A Novel Method to Monitor Root Decomposition Demonstrates that Salt Stress Can Enhance the Rate of Tomato Root Decomposition

Abstract

AbstractThis study quantified the effects of an abiotic stress, salinity, and a biotic stress, phytophthora root rot, on root mortality and decomposition in tomato (Lycopersicon esculentum Mill.). Rhizotron windows were used to measure root mortality rates in mature, container‐grown plants. A novel assay was developed to monitor root decomposition by quantifying root‐length disappearance over time using petri dishes in incubation chambers. Phytophthora root rot infection was induced by salt stress in the presence of Phytophthora parasitica Dastur inoculum; however, the moderate levels of disease induced had no effect on rates of root mortality or on root decomposition.

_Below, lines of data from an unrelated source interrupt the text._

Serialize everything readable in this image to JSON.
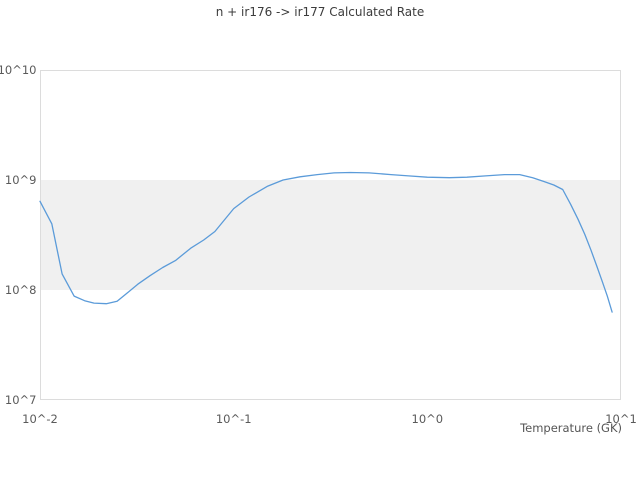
{
  "chart": {
    "title": "n + ir176 -> ir177 Calculated Rate",
    "xlabel": "Temperature (GK)"
  },
  "chart_data": {
    "type": "line",
    "title": "n + ir176 -> ir177 Calculated Rate",
    "xlabel": "Temperature (GK)",
    "ylabel": "",
    "x_scale": "log",
    "y_scale": "log",
    "xlim": [
      0.01,
      10
    ],
    "ylim": [
      10000000.0,
      10000000000.0
    ],
    "grid": "off",
    "legend_position": "none",
    "background_band": {
      "y_from": 100000000.0,
      "y_to": 1000000000.0,
      "color": "#f0f0f0"
    },
    "frame_color": "#dcdcdc",
    "x_ticks": [
      {
        "value": 0.01,
        "label": "10^-2"
      },
      {
        "value": 0.1,
        "label": "10^-1"
      },
      {
        "value": 1,
        "label": "10^0"
      },
      {
        "value": 10,
        "label": "10^1"
      }
    ],
    "y_ticks": [
      {
        "value": 10000000.0,
        "label": "10^7"
      },
      {
        "value": 100000000.0,
        "label": "10^8"
      },
      {
        "value": 1000000000.0,
        "label": "10^9"
      },
      {
        "value": 10000000000.0,
        "label": "10^10"
      }
    ],
    "series": [
      {
        "name": "calculated-rate",
        "color": "#5b9bd9",
        "x": [
          0.01,
          0.0115,
          0.013,
          0.015,
          0.017,
          0.019,
          0.022,
          0.025,
          0.028,
          0.032,
          0.037,
          0.043,
          0.05,
          0.06,
          0.07,
          0.08,
          0.1,
          0.12,
          0.15,
          0.18,
          0.22,
          0.27,
          0.33,
          0.4,
          0.5,
          0.65,
          0.8,
          1.0,
          1.3,
          1.6,
          2.0,
          2.5,
          3.0,
          3.5,
          4.0,
          4.5,
          5.0,
          5.5,
          6.0,
          6.5,
          7.0,
          7.5,
          8.0,
          8.5,
          9.0
        ],
        "y": [
          640000000.0,
          400000000.0,
          140000000.0,
          88000000.0,
          80000000.0,
          76000000.0,
          75000000.0,
          79000000.0,
          93000000.0,
          113000000.0,
          135000000.0,
          160000000.0,
          185000000.0,
          240000000.0,
          285000000.0,
          340000000.0,
          550000000.0,
          700000000.0,
          880000000.0,
          1000000000.0,
          1070000000.0,
          1120000000.0,
          1160000000.0,
          1170000000.0,
          1160000000.0,
          1120000000.0,
          1090000000.0,
          1060000000.0,
          1050000000.0,
          1060000000.0,
          1090000000.0,
          1120000000.0,
          1120000000.0,
          1050000000.0,
          970000000.0,
          900000000.0,
          820000000.0,
          600000000.0,
          440000000.0,
          320000000.0,
          230000000.0,
          165000000.0,
          120000000.0,
          88000000.0,
          63000000.0
        ]
      }
    ]
  }
}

Genotypic differences in root decomposition under salt stress were shown by the decomposition assay, the first report of intraspecific variation in root decomposition rates. High‐salt UC82B had 50% higher root mortality and a threefold higher initial root decomposition rate than low‐salt UC82B. In contrast, salinity did not enhance root mortality or decomposition in cv. CX8303. UC82B grown under salt stress had thin roots of high N concentration, whereas salt stress did not alter N concentration in CX8303 roots. On a plant by plant basis, root N concentration was correlated with initial rootlength loss in the degradation assay, whereas root diameter was not. The results indicate that an indirect consequence of salt stress could include rapid root decomposition.